The Bosnian Peace Process is used because the Dayton agreement of 1995 is a close fit to the constitution and therefore provides a good benchmark for the methodology. The Bosnia & Herzegovina constitution was enacted in 1995 and updated in 2010. We are using the updated version.
There are 164 sections in the Bosnia & Herzegovina constitution of 2010. Of these, 158 are mapped by one or more provisions in preceding peace agreements. A list of these sections can be viewed here (Sections List).
The plot below shows a timeline from the earliest agreement on the left to the constitution at the right. Agreements are ordered by date along the x-axis. The number of sections in an agreement that map onto the constitution are on the y-axis.

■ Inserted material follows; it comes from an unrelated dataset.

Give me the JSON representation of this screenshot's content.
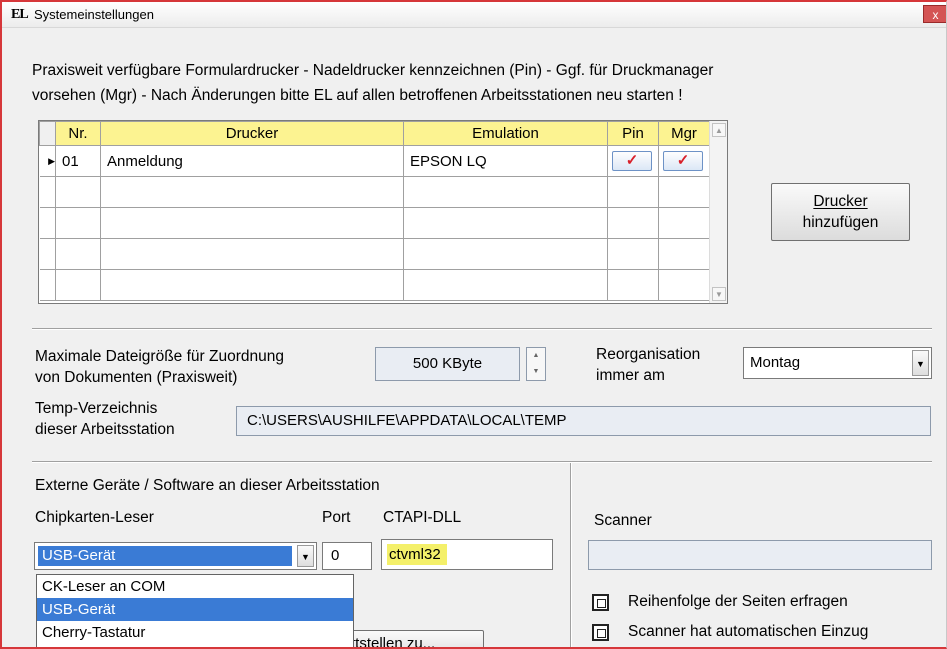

Each agreement that maps onto the constitution is represented by a vertical blue line. The height of the line represents the number of sections in the constitution that has mappings from this agreement. The constitution is marked as a green line at the final day of the year it was enacted or updated (2010). This is because day and month data are not available. The height of the line represents the 158 mapped sections (see above). Non-mapping agreements are marked in red. It is possible that a section is mapped by more than one provision and to avoid double-counting we remove duplicates.
The Bosnian constitution and the Dayton agreement are very similar. Our results reflect this; the highest blue line is the Dayton agreement, i.e., the Dayton agreement is mapped to more constitution sections than any other agreement. This indicates that the constitution is more semantically similar to the Dayton agreement than any other agreement in the Bosnian Peace Process — 158 of 164 constitution sections are mapped by provisions in the Dayton agreement.
The agreement-constitution data can be analysed using a binary-valued matrix with constitution sections in rows and agreements in columns. The binary values reflect whether an agreement maps to a constitution section (value 1) or does not map to a constitution section (value 0). A visualisation of such a matrix is shown in the plot below.
The x-axis shows the section index. Each horizontal line represents a section of the constitution. The order in which the sections are plotted is by the date of the agreement for which the section has mappings. A dot means that the section is mapped by at least one provision from the agreement at the dot's position on the x-axis.
The plot shows the flow of mapped sections across the time series of agreements. The Dayton agreement is the dense vertical line at index value 42.